PHILADELPHIA lost its most influential sports figure in history with Monday’s passing of Flyers co-founder and Comcast Spectacor creator Ed Snider at 83 after a long battle with bladder cancer.
The icon was a sports “futurist” who played some kind of role in virtually every major sporting occurrence in Philadelphia over the past five decades.
From his bringing the NHL to Philadelphia in 1967 with the expansion Flyers to the birth of the sports television and entertainment entity known as Spectacor in 1974 that grew into Comcast Spectacor to the opening of the state-of-the-art CoreStates Center (now Wells Fargo Center) in 1996, it is fair to say that the entire sports climate and culture of Philadelphia today is connected to the innovative visionary most commonly and respectfully referred to as “Mr. Snider.”
Snider’s “Broad Street Bullies” reintroduced Philadelphia’s blue-collar tough-guy reputation to the modern American sports community by intimidating their way to Stanley Cup titles in 1974 and ’75.
Although his Flyers have not won another Stanley Cup, they appeared in six more Finals, and Snider’s dogged pursuit of a third title set the standard of championship motivation in Philadelphia.
No Philadelphia team put more emphasis on and resources into trying to win a championship than the Flyers.

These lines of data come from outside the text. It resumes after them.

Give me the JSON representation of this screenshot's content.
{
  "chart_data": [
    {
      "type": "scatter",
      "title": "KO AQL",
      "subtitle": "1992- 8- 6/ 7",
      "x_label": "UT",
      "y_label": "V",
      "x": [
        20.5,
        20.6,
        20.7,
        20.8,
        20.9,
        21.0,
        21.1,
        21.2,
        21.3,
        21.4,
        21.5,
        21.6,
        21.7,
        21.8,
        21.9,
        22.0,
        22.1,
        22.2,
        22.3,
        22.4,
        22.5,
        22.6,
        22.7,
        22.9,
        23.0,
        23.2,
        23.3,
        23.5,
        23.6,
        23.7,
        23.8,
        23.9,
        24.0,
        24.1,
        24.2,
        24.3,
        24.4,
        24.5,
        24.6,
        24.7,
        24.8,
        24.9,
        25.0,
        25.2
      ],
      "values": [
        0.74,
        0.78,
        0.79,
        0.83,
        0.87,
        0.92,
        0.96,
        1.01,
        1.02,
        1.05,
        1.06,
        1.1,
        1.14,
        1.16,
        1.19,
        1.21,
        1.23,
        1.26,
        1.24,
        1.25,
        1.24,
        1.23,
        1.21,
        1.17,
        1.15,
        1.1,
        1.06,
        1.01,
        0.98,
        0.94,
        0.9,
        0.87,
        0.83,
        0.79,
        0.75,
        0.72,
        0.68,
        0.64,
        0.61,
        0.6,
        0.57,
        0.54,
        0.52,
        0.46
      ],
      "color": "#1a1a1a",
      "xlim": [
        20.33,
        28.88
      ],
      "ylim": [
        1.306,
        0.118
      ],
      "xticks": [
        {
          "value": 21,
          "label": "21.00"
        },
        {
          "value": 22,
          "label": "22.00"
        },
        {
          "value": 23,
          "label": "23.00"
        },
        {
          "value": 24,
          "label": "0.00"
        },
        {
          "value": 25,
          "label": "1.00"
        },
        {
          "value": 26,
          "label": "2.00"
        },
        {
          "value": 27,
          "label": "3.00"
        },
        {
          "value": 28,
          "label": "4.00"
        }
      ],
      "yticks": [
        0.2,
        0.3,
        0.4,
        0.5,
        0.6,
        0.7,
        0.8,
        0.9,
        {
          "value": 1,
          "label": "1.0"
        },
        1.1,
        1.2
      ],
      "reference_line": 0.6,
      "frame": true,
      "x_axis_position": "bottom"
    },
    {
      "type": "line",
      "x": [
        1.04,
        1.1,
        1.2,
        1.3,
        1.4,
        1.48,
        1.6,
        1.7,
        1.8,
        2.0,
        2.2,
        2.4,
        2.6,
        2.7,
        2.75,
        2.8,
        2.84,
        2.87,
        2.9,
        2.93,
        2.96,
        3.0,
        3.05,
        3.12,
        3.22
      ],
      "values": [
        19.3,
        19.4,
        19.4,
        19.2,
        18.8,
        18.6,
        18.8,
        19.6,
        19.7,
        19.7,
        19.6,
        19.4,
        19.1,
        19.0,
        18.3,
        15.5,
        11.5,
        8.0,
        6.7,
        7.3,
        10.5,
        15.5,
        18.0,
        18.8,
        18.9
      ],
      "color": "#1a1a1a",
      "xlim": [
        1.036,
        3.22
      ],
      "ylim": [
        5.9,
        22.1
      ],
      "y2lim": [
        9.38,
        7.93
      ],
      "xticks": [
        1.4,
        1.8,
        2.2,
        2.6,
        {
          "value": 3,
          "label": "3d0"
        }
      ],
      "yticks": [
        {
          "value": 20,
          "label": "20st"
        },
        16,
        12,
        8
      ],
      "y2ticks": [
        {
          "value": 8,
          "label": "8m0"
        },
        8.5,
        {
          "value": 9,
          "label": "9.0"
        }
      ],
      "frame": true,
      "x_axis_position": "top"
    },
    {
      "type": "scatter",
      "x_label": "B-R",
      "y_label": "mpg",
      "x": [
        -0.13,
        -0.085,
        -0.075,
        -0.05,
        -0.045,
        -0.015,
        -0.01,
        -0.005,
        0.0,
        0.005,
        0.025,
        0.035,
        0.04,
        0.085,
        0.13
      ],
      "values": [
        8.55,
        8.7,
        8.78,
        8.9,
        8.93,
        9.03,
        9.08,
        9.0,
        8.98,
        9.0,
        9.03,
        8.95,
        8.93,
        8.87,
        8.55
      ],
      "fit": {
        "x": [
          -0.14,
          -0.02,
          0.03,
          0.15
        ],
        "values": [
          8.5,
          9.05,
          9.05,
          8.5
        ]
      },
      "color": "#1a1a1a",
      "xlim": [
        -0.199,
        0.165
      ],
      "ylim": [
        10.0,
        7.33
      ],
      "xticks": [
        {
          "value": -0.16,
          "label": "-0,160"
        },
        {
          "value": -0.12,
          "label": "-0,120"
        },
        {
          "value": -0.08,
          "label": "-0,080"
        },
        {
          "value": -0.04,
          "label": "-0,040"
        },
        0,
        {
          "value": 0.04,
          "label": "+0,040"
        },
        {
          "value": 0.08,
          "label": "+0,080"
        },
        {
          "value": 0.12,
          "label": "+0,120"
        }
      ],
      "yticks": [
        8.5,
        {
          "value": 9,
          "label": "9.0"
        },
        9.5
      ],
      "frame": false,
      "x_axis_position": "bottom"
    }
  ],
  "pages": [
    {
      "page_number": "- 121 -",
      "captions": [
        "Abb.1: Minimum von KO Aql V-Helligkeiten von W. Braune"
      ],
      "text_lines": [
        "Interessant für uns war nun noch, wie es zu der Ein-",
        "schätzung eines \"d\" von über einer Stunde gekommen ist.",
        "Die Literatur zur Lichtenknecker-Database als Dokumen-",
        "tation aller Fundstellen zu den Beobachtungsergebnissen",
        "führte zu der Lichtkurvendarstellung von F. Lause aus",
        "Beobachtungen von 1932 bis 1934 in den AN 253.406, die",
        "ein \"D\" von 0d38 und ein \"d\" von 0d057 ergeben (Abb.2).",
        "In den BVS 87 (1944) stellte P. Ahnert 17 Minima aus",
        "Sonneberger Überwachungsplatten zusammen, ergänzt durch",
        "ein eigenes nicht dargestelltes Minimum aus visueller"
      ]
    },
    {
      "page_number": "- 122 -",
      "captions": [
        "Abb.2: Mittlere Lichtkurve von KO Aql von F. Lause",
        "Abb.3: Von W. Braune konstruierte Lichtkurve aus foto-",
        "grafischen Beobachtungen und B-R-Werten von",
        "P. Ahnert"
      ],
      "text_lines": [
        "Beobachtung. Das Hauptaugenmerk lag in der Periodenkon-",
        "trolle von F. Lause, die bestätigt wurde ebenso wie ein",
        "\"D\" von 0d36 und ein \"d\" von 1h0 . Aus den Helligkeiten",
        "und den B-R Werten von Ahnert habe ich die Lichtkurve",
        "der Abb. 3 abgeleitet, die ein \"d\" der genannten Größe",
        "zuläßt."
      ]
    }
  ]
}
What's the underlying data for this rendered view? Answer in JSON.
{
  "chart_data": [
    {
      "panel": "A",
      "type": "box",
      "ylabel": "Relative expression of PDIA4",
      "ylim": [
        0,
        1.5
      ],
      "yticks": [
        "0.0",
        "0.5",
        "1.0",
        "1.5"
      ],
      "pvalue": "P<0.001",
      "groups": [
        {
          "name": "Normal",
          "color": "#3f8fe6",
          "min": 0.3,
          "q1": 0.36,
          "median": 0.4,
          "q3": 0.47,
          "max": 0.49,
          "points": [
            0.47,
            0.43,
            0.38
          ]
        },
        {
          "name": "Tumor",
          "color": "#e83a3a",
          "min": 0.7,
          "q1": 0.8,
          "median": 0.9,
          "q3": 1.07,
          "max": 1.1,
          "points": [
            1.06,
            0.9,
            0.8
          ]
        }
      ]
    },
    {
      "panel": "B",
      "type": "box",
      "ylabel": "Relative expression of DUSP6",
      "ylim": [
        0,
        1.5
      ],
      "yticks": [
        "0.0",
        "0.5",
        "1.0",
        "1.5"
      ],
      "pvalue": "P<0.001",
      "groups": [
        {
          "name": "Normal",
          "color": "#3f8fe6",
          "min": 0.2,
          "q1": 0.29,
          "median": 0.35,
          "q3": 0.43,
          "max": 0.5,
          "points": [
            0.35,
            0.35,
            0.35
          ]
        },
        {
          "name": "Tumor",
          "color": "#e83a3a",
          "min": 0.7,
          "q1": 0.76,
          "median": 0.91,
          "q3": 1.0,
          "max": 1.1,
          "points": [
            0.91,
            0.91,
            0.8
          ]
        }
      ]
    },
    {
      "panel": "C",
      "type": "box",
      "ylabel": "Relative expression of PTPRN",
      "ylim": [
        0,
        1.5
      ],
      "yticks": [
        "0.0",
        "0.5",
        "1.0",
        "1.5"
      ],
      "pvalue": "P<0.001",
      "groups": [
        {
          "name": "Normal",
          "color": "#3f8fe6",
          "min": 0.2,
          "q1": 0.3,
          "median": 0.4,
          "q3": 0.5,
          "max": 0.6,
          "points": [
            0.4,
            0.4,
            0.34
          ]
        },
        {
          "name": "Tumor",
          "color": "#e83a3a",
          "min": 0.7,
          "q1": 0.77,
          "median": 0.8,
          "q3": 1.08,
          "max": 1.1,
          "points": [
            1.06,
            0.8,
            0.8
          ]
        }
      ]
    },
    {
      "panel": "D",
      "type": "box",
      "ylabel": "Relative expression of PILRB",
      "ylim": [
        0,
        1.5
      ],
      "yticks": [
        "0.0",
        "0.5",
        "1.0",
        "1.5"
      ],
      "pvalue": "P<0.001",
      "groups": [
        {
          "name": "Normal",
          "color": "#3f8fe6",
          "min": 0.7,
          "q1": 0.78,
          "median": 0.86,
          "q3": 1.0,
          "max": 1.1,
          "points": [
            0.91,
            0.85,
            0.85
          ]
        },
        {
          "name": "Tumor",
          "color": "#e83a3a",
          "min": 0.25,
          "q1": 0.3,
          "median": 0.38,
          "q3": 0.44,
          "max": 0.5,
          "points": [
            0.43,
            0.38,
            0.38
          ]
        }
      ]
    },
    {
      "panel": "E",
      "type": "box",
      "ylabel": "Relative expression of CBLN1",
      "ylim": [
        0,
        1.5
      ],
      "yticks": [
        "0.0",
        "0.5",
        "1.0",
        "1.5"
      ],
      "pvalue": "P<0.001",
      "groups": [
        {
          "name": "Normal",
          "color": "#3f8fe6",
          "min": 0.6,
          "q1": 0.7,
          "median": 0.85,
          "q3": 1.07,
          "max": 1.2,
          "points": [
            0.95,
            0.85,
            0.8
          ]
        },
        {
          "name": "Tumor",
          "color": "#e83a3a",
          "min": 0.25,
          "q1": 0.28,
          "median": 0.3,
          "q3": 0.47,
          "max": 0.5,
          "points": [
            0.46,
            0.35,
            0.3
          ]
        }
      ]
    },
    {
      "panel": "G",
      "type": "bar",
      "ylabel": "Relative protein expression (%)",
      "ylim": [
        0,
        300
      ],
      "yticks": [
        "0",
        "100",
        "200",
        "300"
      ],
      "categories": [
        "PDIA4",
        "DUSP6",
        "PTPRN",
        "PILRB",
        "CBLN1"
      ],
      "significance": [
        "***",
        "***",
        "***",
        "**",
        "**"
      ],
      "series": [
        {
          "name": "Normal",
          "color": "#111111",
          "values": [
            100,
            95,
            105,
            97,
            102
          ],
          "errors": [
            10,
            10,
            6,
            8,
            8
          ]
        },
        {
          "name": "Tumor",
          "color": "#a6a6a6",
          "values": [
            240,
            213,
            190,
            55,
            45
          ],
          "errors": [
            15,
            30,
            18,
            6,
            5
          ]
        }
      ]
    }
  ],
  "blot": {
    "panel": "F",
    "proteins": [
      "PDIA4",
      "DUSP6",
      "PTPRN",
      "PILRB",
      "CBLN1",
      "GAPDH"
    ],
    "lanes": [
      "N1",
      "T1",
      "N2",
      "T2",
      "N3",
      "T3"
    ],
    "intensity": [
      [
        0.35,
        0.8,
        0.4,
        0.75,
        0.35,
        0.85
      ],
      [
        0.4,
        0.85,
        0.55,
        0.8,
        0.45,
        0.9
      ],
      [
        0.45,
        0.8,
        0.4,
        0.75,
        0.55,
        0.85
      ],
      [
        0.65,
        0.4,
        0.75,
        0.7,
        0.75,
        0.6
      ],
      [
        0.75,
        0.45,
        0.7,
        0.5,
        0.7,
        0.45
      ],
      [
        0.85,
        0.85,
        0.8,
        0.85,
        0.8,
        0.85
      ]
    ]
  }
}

As an owner, Snider made Philadelphia’s two most important individual player acquisitions of the past quarter century when the Flyers traded for the rights to Eric Lindros in 1992, and then, while he was chairman of the Sixers, the team drafted recent Hall of Fame inductee Allen Iverson No. 1 overall in 1996.
While neither of those iconic players brought a championship to Philadelphia, their almost simultaneous eras electrified the city’s sports conscience like few others.
The building of the Wells Fargo Center ushered Philadelphia into the modern times of sports facilities, as the Eagles moved into Lincoln Financial Field in 2003 and the Phillies into Citizens Bank Park in 2004.
Snider’s final contribution to the South Philadelphia Sports Complex was the role he played in helping open the immensely popular entertainment site Xfinity Live! in 2012.
Snider saw the future of sports sooner than most and turned questionable ventures into sports industry giants.
By persuading the Phillies and Sixers to join the Flyers in broadcasting home games on his PRISM station, Snider set the path for the regional sports powerhouse Comcast SportsNet – the broadcast home of the Flyers, Phillies and Sixers.
Before “Philly Sports Talk” evolved out of “Daily News Live” on Comcast, there were innovative, localized sports television shows such as “Broad and Pattison” and “The Great Sports Debate.”
Snider’s purchase of radio station WIP (610-AM) in 1988 finalized its transition to the all-sports format that would become, at time, a nemesis and one of his harshest critics.
So many things that are now givens as parts of Philadelphia’s sports conscience and society trace their genesis in some way back to Snider.
Limiting Snider’s contributions to only his sports achievement, however, would be a severe disservice to his legacy.
He was a philanthropist who gave back to all segments of Philadelphia society. Through Flyers Charities, the Flyers Wives Carnival has been one of the most significant sports charitable organizations for four decades.
The Ed Snider Youth Hockey Foundation was founded in 2005 and uses the sport he loves to help implement life skills to underserved kids in Philadelphia. In addition to introducing hockey to more than 3,000 boys and girls in nine city sites through free equipment and ice time, the foundation offers character building, life skills, academic, fitness and nutrition programs.
When Ed Snider passed on Monday, the city lost the chairman of Philadelphia sports and so much more.